Here, the torch.nn module contains the code required for the model, torchvision.datasets contain the MNIST dataset. It contains the dataset of handwritten digits that we shall be using here. The torchvision.transforms module contains various methods to transform objects into others. Here, we shall be using it to transform from images to PyTorch tensors. Also, the torch.autograd module contains the Variable class amongst others, which will be used by us while defining our tensors.

Next, we shall download and load the dataset to memory.

# MNIST Dataset (Images and Labels) 
train_dataset = dsets.MNIST(root ='./data',  
                            train = True,  
                            transform = transforms.ToTensor(), 
                            download = True) 
  
test_dataset = dsets.MNIST(root ='./data',  
                           train = False,  
                           transform = transforms.ToTensor()) 
  
# Dataset Loader (Input Pipeline) 
train_loader = torch.utils.data.DataLoader(dataset = train_dataset,  
                                           batch_size = batch_size,  
                                           shuffle = True) 
  
test_loader = torch.utils.data.DataLoader(dataset = test_dataset,  
                                          batch_size = batch_size,  
                                          shuffle = False)

Now, we shall define our hyperparameters.

# Hyper Parameters  
input_size = 784
num_classes = 10
num_epochs = 5
batch_size = 100
learning_rate = 0.001

In our dataset, the image size is 28*28. Thus, our input size is 784. Also, 10 digits are present in this and hence, we can have 10 different outputs.
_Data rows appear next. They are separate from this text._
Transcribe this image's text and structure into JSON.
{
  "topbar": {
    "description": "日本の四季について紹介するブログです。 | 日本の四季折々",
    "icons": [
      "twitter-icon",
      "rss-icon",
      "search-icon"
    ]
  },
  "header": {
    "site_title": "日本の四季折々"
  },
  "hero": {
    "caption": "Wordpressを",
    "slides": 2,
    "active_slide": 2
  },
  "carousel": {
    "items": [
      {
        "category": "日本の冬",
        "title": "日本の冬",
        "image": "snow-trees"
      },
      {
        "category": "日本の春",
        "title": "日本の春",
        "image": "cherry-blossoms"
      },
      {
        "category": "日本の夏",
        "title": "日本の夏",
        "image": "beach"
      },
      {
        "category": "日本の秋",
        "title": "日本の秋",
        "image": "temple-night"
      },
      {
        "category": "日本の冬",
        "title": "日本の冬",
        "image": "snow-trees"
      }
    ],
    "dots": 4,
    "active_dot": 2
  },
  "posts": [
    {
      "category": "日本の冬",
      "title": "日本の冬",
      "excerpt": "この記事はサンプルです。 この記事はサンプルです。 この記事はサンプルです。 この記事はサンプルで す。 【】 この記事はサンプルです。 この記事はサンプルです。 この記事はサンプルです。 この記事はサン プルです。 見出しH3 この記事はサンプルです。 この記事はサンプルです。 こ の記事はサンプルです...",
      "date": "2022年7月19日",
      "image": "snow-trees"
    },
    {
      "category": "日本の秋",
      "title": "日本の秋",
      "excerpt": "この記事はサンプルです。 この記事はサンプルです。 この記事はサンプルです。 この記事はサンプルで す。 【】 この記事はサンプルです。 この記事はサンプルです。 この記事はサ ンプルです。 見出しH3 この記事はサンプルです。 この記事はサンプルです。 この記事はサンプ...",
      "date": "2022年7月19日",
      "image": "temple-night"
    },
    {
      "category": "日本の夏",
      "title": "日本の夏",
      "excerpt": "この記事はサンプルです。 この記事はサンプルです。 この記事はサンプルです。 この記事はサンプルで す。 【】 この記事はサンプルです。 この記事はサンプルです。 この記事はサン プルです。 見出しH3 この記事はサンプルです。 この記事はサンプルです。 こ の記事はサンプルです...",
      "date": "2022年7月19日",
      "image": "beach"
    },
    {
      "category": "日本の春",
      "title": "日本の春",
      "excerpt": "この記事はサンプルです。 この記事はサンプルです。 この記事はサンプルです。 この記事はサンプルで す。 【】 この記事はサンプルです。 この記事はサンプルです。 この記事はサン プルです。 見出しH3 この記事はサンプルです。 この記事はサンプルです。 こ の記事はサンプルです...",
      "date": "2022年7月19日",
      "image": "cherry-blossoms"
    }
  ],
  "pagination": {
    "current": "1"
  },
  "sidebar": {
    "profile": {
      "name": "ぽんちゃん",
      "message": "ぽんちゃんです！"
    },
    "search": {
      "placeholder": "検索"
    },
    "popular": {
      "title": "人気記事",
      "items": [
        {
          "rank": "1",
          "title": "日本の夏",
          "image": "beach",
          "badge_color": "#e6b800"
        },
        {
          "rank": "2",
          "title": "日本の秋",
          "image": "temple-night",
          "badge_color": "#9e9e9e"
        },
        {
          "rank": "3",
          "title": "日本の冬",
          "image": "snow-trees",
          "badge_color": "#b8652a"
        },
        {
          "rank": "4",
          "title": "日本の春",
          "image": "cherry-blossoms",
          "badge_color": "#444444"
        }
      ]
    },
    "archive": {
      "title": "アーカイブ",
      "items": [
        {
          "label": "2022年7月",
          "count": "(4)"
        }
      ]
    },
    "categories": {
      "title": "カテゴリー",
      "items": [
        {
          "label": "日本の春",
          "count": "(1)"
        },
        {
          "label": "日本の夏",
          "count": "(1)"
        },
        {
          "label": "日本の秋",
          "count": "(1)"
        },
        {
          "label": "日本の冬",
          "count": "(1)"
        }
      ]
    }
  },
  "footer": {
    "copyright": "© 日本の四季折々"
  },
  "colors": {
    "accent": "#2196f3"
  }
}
Thus, we set num_classes as 10. Also, we shall train five times on the entire dataset. Finally, we will train in small batches of 100 images each so as to prevent the crashing of the program due to memory overflow. After this, we shall be defining our model as below. Here, we shall initialize our model as a subclass of torch.nn.Module and then define the forward pass. In the code that we are writing, the softmax is internally calculated during each forward pass and hence we do not need to specify it inside the forward() function.

class LogisticRegression(nn.Module): 
    def __init__(self, input_size, num_classes): 
        super(LogisticRegression, self).__init__() 
        self.linear = nn.Linear(input_size, num_classes) 
  
    def forward(self, x): 
        out = self.linear(x) 
        return out 

Having defined our class, now we instantiate an object for the same.
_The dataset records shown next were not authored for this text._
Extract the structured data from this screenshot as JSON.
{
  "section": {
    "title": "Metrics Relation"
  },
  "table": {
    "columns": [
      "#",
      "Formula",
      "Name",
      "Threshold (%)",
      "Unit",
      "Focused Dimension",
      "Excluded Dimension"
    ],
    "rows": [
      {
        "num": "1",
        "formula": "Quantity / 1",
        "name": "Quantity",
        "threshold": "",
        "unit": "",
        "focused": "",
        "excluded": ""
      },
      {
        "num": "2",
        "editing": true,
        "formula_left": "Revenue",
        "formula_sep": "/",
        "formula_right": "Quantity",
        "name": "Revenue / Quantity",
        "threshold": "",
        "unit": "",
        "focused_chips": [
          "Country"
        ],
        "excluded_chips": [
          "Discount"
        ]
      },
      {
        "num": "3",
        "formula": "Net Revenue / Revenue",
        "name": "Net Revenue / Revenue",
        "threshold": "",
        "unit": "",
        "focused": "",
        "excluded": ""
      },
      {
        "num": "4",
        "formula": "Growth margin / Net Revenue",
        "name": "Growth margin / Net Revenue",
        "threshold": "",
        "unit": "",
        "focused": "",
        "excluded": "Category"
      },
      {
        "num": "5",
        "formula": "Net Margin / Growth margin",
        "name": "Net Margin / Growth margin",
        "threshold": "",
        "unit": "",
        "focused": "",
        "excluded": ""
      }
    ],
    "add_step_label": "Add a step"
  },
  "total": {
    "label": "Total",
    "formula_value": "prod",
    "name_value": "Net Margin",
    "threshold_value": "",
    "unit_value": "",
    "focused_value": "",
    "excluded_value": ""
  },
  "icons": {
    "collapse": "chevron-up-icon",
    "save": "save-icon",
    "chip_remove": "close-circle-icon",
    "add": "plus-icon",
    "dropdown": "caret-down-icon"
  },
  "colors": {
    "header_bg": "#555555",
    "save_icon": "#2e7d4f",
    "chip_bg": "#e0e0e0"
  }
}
model = LogisticRegression(input_size, num_classes)

Next, we set our loss function and the optimizer. Here, we shall be using the cross-entropy loss and for the optimizer, we shall be using the stochastic gradient descent algorithm with a learning rate of 0.001 as defined in the hyperparameter above.
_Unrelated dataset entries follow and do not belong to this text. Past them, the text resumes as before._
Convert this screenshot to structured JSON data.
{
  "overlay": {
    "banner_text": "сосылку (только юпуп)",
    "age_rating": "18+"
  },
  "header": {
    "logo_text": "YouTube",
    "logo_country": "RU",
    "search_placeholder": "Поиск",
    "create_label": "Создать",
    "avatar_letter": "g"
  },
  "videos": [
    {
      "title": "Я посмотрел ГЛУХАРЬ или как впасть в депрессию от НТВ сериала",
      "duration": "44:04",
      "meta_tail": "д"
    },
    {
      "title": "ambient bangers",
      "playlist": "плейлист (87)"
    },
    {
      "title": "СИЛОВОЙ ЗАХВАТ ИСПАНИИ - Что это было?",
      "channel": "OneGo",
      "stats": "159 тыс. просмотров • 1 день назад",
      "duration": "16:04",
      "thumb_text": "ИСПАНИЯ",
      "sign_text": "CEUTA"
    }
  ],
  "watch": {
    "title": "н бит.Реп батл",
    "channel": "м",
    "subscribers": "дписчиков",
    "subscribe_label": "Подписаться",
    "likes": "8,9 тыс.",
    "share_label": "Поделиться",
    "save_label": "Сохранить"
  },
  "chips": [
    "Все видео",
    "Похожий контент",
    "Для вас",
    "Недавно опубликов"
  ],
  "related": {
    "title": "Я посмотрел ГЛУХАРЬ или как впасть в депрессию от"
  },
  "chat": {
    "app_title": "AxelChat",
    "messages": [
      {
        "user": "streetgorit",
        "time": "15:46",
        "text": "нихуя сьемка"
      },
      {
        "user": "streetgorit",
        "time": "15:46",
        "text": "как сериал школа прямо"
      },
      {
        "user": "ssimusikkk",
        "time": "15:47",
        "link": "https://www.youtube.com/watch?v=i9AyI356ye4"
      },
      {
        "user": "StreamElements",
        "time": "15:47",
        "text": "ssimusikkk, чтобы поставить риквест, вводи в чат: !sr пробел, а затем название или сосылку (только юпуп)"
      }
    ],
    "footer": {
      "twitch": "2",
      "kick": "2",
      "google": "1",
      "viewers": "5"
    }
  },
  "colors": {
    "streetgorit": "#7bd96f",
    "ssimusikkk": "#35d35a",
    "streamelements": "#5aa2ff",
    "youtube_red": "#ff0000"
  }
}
criterion = nn.CrossEntropyLoss() 
optimizer = torch.optim.SGD(model.parameters(), lr = learning_rate)

Now, we shall start the training. Here, we shall be performing the following tasks:

1. Reset all gradients to 0.
2. Make a forward pass.
3. Calculate the loss.
4. Perform backpropagation.
5. Update all weights.

# Training the Model 
for epoch in range(num_epochs): 
    for i, (images, labels) in enumerate(train_loader): 
        images = Variable(images.view(-1, 28 * 28)) 
        labels = Variable(labels) 
  
        # Forward + Backward + Optimize 
        optimizer.zero_grad() 
        outputs = model(images) 
        loss = criterion(outputs, labels) 
        loss.backward() 
        optimizer.step() 
  
        if (i + 1) % 100 == 0: 
            print('Epoch: [% d/% d], Step: [% d/% d], Loss: %.4f'
                  % (epoch + 1, num_epochs, i + 1, 
                     len(train_dataset) // batch_size, loss.data[0]))

Finally, we shall be testing out the model by using the following code.

# Test the Model 
correct = 0
total = 0
for images, labels in test_loader: 
    images = Variable(images.view(-1, 28 * 28)) 
    outputs = model(images) 
    _, predicted = torch.max(outputs.data, 1) 
    total += labels.size(0) 
    correct += (predicted == labels).sum() 
  
print('Accuracy of the model on the 10000 test images: % d %%' % ( 
            100 * correct / total))

Assuming that you performed all steps correctly, you will get an accuracy of 82%, which is far off from today’s state-of-the-art model, which uses a special type of neural network architecture.